3. Digital Library Cards

PDF generation with ReportLab:

from reportlab.lib.pagesizes import letter, A7
from reportlab.pdfgen import canvas
from reportlab.lib.utils import ImageReader
import qrcode

def generate_library_card(user):
    buffer = BytesIO()
    c = canvas.Canvas(buffer, pagesize=A7)
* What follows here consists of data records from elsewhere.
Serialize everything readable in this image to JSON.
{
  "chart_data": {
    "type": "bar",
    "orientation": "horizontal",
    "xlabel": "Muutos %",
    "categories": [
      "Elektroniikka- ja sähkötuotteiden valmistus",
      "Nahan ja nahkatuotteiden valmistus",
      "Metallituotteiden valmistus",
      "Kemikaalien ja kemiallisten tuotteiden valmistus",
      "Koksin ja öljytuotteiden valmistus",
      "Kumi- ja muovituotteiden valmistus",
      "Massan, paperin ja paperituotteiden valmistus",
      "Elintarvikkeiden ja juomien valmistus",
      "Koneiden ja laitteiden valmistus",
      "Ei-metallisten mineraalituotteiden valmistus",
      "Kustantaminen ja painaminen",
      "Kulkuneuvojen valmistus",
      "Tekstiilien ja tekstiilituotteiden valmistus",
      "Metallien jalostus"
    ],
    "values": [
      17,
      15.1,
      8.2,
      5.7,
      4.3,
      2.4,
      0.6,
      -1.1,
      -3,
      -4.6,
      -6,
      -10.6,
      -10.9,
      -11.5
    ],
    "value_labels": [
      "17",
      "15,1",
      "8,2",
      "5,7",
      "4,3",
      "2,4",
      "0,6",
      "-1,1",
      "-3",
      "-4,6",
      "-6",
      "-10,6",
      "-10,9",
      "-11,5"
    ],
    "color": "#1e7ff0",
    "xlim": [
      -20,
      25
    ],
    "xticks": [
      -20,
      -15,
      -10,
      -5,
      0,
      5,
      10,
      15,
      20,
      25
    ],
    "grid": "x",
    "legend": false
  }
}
    # QR code with user ID
    qr = qrcode.make(f'USER-{user.id}')
    qr_buffer = BytesIO()
    qr.save(qr_buffer)
    qr_image = ImageReader(qr_buffer)

    # Draw card
    c.drawImage(qr_image, 10, 150, width=80, height=80)
    c.setFont("Helvetica-Bold", 14)
    c.drawString(100, 200, user.get_full_name())
    c.setFont("Helvetica", 10)
    c.drawString(100, 180, f"ID: {user.library_id}")
    c.drawString(100, 165, f"Expires: {user.card_expiry}")

    c.save()
    return buffer.getvalue()

Admin Dashboard

Custom Django admin with rich features:

@admin.register(BookTransaction)
class BookTransactionAdmin(admin.ModelAdmin):
    list_display = ['book', 'borrower', 'transaction_type', 
                    'checkout_date', 'due_date', 'is_overdue']
    list_filter = ['transaction_type', 'checkout_date']
    search_fields = ['book__title', 'borrower__username']
    actions = ['mark_returned', 'send_reminders']
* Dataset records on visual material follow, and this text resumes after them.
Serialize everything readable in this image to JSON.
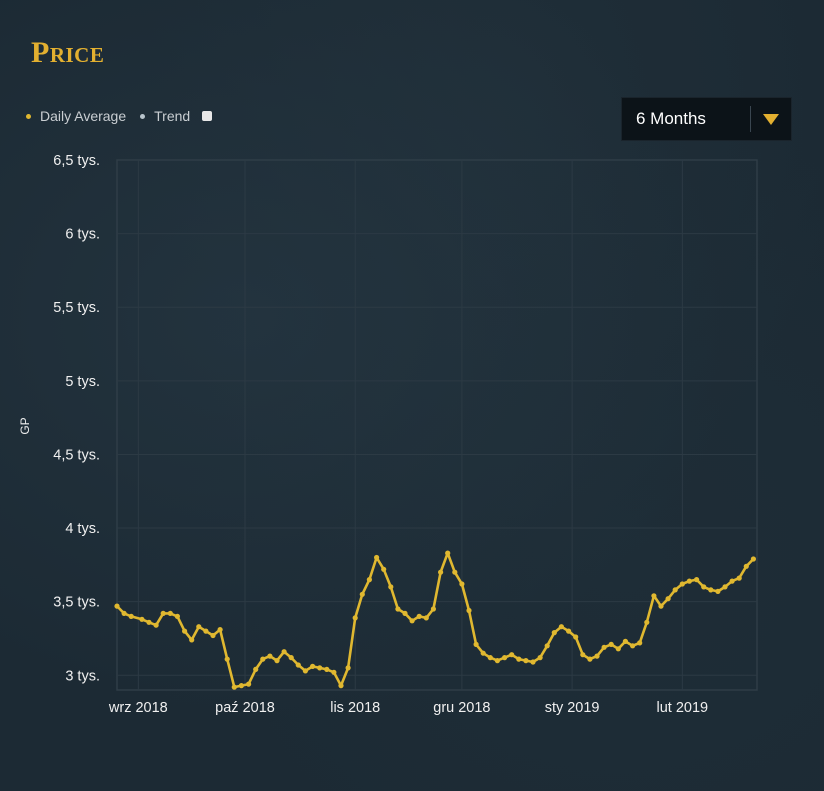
{
  "header": {
    "title": "Price"
  },
  "legend": {
    "daily_average": "Daily Average",
    "trend": "Trend",
    "daily_color": "#e0b830",
    "trend_color": "#b8c4cc"
  },
  "range_select": {
    "value": "6 Months"
  },
  "chart_data": {
    "type": "line",
    "ylabel": "GP",
    "ylim": [
      2900,
      6500
    ],
    "yticks": [
      3000,
      3500,
      4000,
      4500,
      5000,
      5500,
      6000,
      6500
    ],
    "ytick_labels": [
      "3 tys.",
      "3,5 tys.",
      "4 tys.",
      "4,5 tys.",
      "5 tys.",
      "5,5 tys.",
      "6 tys.",
      "6,5 tys."
    ],
    "xlim": [
      "2018-08-26",
      "2019-02-22"
    ],
    "xticks": [
      "2018-09-01",
      "2018-10-01",
      "2018-11-01",
      "2018-12-01",
      "2019-01-01",
      "2019-02-01"
    ],
    "xtick_labels": [
      "wrz 2018",
      "paź 2018",
      "lis 2018",
      "gru 2018",
      "sty 2019",
      "lut 2019"
    ],
    "grid": true,
    "series": [
      {
        "name": "Daily Average",
        "color": "#e0b830",
        "values": [
          [
            "2018-08-26",
            3470
          ],
          [
            "2018-08-28",
            3420
          ],
          [
            "2018-08-30",
            3400
          ],
          [
            "2018-09-02",
            3380
          ],
          [
            "2018-09-04",
            3360
          ],
          [
            "2018-09-06",
            3340
          ],
          [
            "2018-09-08",
            3420
          ],
          [
            "2018-09-10",
            3420
          ],
          [
            "2018-09-12",
            3400
          ],
          [
            "2018-09-14",
            3300
          ],
          [
            "2018-09-16",
            3240
          ],
          [
            "2018-09-18",
            3330
          ],
          [
            "2018-09-20",
            3300
          ],
          [
            "2018-09-22",
            3270
          ],
          [
            "2018-09-24",
            3310
          ],
          [
            "2018-09-26",
            3110
          ],
          [
            "2018-09-28",
            2920
          ],
          [
            "2018-09-30",
            2930
          ],
          [
            "2018-10-02",
            2940
          ],
          [
            "2018-10-04",
            3040
          ],
          [
            "2018-10-06",
            3110
          ],
          [
            "2018-10-08",
            3130
          ],
          [
            "2018-10-10",
            3100
          ],
          [
            "2018-10-12",
            3160
          ],
          [
            "2018-10-14",
            3120
          ],
          [
            "2018-10-16",
            3070
          ],
          [
            "2018-10-18",
            3030
          ],
          [
            "2018-10-20",
            3060
          ],
          [
            "2018-10-22",
            3050
          ],
          [
            "2018-10-24",
            3040
          ],
          [
            "2018-10-26",
            3020
          ],
          [
            "2018-10-28",
            2930
          ],
          [
            "2018-10-30",
            3050
          ],
          [
            "2018-11-01",
            3390
          ],
          [
            "2018-11-03",
            3550
          ],
          [
            "2018-11-05",
            3650
          ],
          [
            "2018-11-07",
            3800
          ],
          [
            "2018-11-09",
            3720
          ],
          [
            "2018-11-11",
            3600
          ],
          [
            "2018-11-13",
            3450
          ],
          [
            "2018-11-15",
            3420
          ],
          [
            "2018-11-17",
            3370
          ],
          [
            "2018-11-19",
            3400
          ],
          [
            "2018-11-21",
            3390
          ],
          [
            "2018-11-23",
            3450
          ],
          [
            "2018-11-25",
            3700
          ],
          [
            "2018-11-27",
            3830
          ],
          [
            "2018-11-29",
            3700
          ],
          [
            "2018-12-01",
            3620
          ],
          [
            "2018-12-03",
            3440
          ],
          [
            "2018-12-05",
            3210
          ],
          [
            "2018-12-07",
            3150
          ],
          [
            "2018-12-09",
            3120
          ],
          [
            "2018-12-11",
            3100
          ],
          [
            "2018-12-13",
            3120
          ],
          [
            "2018-12-15",
            3140
          ],
          [
            "2018-12-17",
            3110
          ],
          [
            "2018-12-19",
            3100
          ],
          [
            "2018-12-21",
            3090
          ],
          [
            "2018-12-23",
            3120
          ],
          [
            "2018-12-25",
            3200
          ],
          [
            "2018-12-27",
            3290
          ],
          [
            "2018-12-29",
            3330
          ],
          [
            "2018-12-31",
            3300
          ],
          [
            "2019-01-02",
            3260
          ],
          [
            "2019-01-04",
            3140
          ],
          [
            "2019-01-06",
            3110
          ],
          [
            "2019-01-08",
            3130
          ],
          [
            "2019-01-10",
            3190
          ],
          [
            "2019-01-12",
            3210
          ],
          [
            "2019-01-14",
            3180
          ],
          [
            "2019-01-16",
            3230
          ],
          [
            "2019-01-18",
            3200
          ],
          [
            "2019-01-20",
            3220
          ],
          [
            "2019-01-22",
            3360
          ],
          [
            "2019-01-24",
            3540
          ],
          [
            "2019-01-26",
            3470
          ],
          [
            "2019-01-28",
            3520
          ],
          [
            "2019-01-30",
            3580
          ],
          [
            "2019-02-01",
            3620
          ],
          [
            "2019-02-03",
            3640
          ],
          [
            "2019-02-05",
            3650
          ],
          [
            "2019-02-07",
            3600
          ],
          [
            "2019-02-09",
            3580
          ],
          [
            "2019-02-11",
            3570
          ],
          [
            "2019-02-13",
            3600
          ],
          [
            "2019-02-15",
            3640
          ],
          [
            "2019-02-17",
            3660
          ],
          [
            "2019-02-19",
            3740
          ],
          [
            "2019-02-21",
            3790
          ]
        ]
      }
    ]
  }
}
    def is_overdue(self, obj):
        if not obj.return_date and obj.due_date < timezone.now():
            return True
        return False
    is_overdue.boolean = True

    def mark_returned(self, request, queryset):
        for transaction in queryset:
            transaction.return_date = timezone.now()
            transaction.fine_amount = transaction.calculate_fine()
            transaction.save()

            # Update book availability
            book = transaction.book
            book.copies_available = F('copies_available') + 1
            book.save()

Search and Filtering

Dynamic search with multiple fields:

def search_books(query, filters):
    qs = Book.objects.all()

    if query:
        qs = qs.filter(
            Q(title__icontains=query) |
            Q(author__icontains=query) |
            Q(isbn__icontains=query)
        )

    if filters.get('category'):
        qs = qs.filter(category_id=filters['category'])
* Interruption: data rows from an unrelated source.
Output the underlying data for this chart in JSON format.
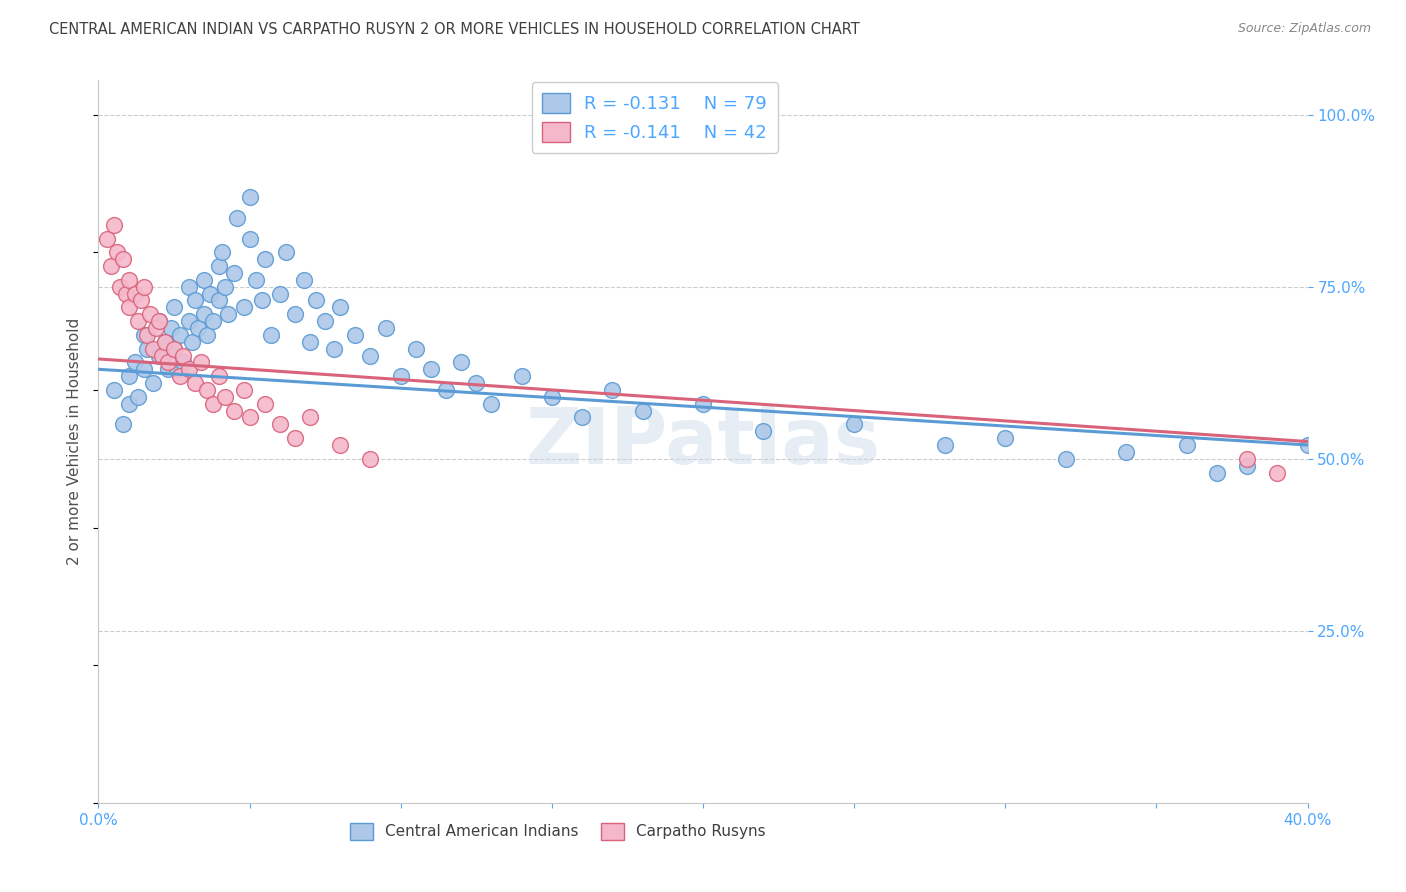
{
  "title": "CENTRAL AMERICAN INDIAN VS CARPATHO RUSYN 2 OR MORE VEHICLES IN HOUSEHOLD CORRELATION CHART",
  "source": "Source: ZipAtlas.com",
  "ylabel": "2 or more Vehicles in Household",
  "xlim": [
    0.0,
    0.4
  ],
  "ylim": [
    0.0,
    1.05
  ],
  "watermark": "ZIPatlas",
  "legend_blue_r": "R = -0.131",
  "legend_blue_n": "N = 79",
  "legend_pink_r": "R = -0.141",
  "legend_pink_n": "N = 42",
  "blue_color": "#adc8e8",
  "pink_color": "#f5b8cb",
  "line_blue": "#5b9bd5",
  "line_pink": "#d9637a",
  "title_color": "#404040",
  "axis_color": "#4da6ff",
  "grid_color": "#cccccc",
  "bg_color": "#ffffff",
  "blue_x": [
    0.005,
    0.008,
    0.01,
    0.01,
    0.012,
    0.013,
    0.015,
    0.015,
    0.016,
    0.018,
    0.02,
    0.02,
    0.022,
    0.023,
    0.024,
    0.025,
    0.025,
    0.026,
    0.027,
    0.028,
    0.03,
    0.03,
    0.031,
    0.032,
    0.033,
    0.035,
    0.035,
    0.036,
    0.037,
    0.038,
    0.04,
    0.04,
    0.041,
    0.042,
    0.043,
    0.045,
    0.046,
    0.048,
    0.05,
    0.05,
    0.052,
    0.054,
    0.055,
    0.057,
    0.06,
    0.062,
    0.065,
    0.068,
    0.07,
    0.072,
    0.075,
    0.078,
    0.08,
    0.085,
    0.09,
    0.095,
    0.1,
    0.105,
    0.11,
    0.115,
    0.12,
    0.125,
    0.13,
    0.14,
    0.15,
    0.16,
    0.17,
    0.18,
    0.2,
    0.22,
    0.25,
    0.28,
    0.3,
    0.32,
    0.34,
    0.36,
    0.37,
    0.38,
    0.4
  ],
  "blue_y": [
    0.6,
    0.55,
    0.62,
    0.58,
    0.64,
    0.59,
    0.68,
    0.63,
    0.66,
    0.61,
    0.7,
    0.65,
    0.67,
    0.63,
    0.69,
    0.72,
    0.66,
    0.63,
    0.68,
    0.64,
    0.75,
    0.7,
    0.67,
    0.73,
    0.69,
    0.76,
    0.71,
    0.68,
    0.74,
    0.7,
    0.78,
    0.73,
    0.8,
    0.75,
    0.71,
    0.77,
    0.85,
    0.72,
    0.88,
    0.82,
    0.76,
    0.73,
    0.79,
    0.68,
    0.74,
    0.8,
    0.71,
    0.76,
    0.67,
    0.73,
    0.7,
    0.66,
    0.72,
    0.68,
    0.65,
    0.69,
    0.62,
    0.66,
    0.63,
    0.6,
    0.64,
    0.61,
    0.58,
    0.62,
    0.59,
    0.56,
    0.6,
    0.57,
    0.58,
    0.54,
    0.55,
    0.52,
    0.53,
    0.5,
    0.51,
    0.52,
    0.48,
    0.49,
    0.52
  ],
  "pink_x": [
    0.003,
    0.004,
    0.005,
    0.006,
    0.007,
    0.008,
    0.009,
    0.01,
    0.01,
    0.012,
    0.013,
    0.014,
    0.015,
    0.016,
    0.017,
    0.018,
    0.019,
    0.02,
    0.021,
    0.022,
    0.023,
    0.025,
    0.027,
    0.028,
    0.03,
    0.032,
    0.034,
    0.036,
    0.038,
    0.04,
    0.042,
    0.045,
    0.048,
    0.05,
    0.055,
    0.06,
    0.065,
    0.07,
    0.08,
    0.09,
    0.38,
    0.39
  ],
  "pink_y": [
    0.82,
    0.78,
    0.84,
    0.8,
    0.75,
    0.79,
    0.74,
    0.76,
    0.72,
    0.74,
    0.7,
    0.73,
    0.75,
    0.68,
    0.71,
    0.66,
    0.69,
    0.7,
    0.65,
    0.67,
    0.64,
    0.66,
    0.62,
    0.65,
    0.63,
    0.61,
    0.64,
    0.6,
    0.58,
    0.62,
    0.59,
    0.57,
    0.6,
    0.56,
    0.58,
    0.55,
    0.53,
    0.56,
    0.52,
    0.5,
    0.5,
    0.48
  ]
}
    if filters.get('available_only'):
        qs = qs.filter(copies_available__gt=0)

    if filters.get('for_sale'):
        qs = qs.filter(is_for_sale=True)

    return qs.select_related('category').prefetch_related('reviews')

Performance Optimizations

Initial load time: 2.3s
After optimization: 0.4s

What We Did:

  1. Database Indexing
class Book(models.Model):
    # ...
    class Meta:
        indexes = [
            models.Index(fields=['title', 'author']),
            models.Index(fields=['category', 'copies_available']),
        ]
  1. Query Optimization
  2. Used select_related() for foreign keys
  3. Used prefetch_related() for many-to-many
  4. Avoided N+1 queries

  5. Caching

from django.core.cache import cache

def get_popular_books():
    cache_key = 'popular_books'
    books = cache.get(cache_key)

    if books is None:
        books = Book.objects.annotate(
            checkout_count=Count('booktransaction')
        ).order_by('-checkout_count')[:10]
        cache.set(cache_key, books, 3600)  # 1 hour

    return books

Deployment Challenges

Challenge 1: Email Configuration

  • Development: Console backend
  • Production: SMTP with Gmail
  • Solution: Environment-based settings

Challenge 2: Static Files

  • Used WhiteNoise for efficient static file serving
  • CDN for user-uploaded book covers

Challenge 3: Database Backups

  • Automated daily PostgreSQL backups
  • Stored on S3 with 30-day retention

Results and Impact

  • Users: 500+ students
  • Books: 10,000+ in catalog
  • Transactions: 3,000+ checkouts
  • Peer requests: 200+ successful transfers
  • Satisfaction: 4.6/5 average rating

Key Learnings

  1. Database design is critical - Poor schema causes issues later
  2. Atomic transactions prevent bugs - Race conditions are real
  3. Email is harder than it looks - Deliverability, rate limits, templates
  4. Users find edge cases - Had to handle books lost, damaged, etc.
  5. Performance matters - 2s load times = users leave

GitHub

Full source code: github.com/jithendra1798/SE-Project

This project taught me that software engineering is about solving real problems, not just writing code.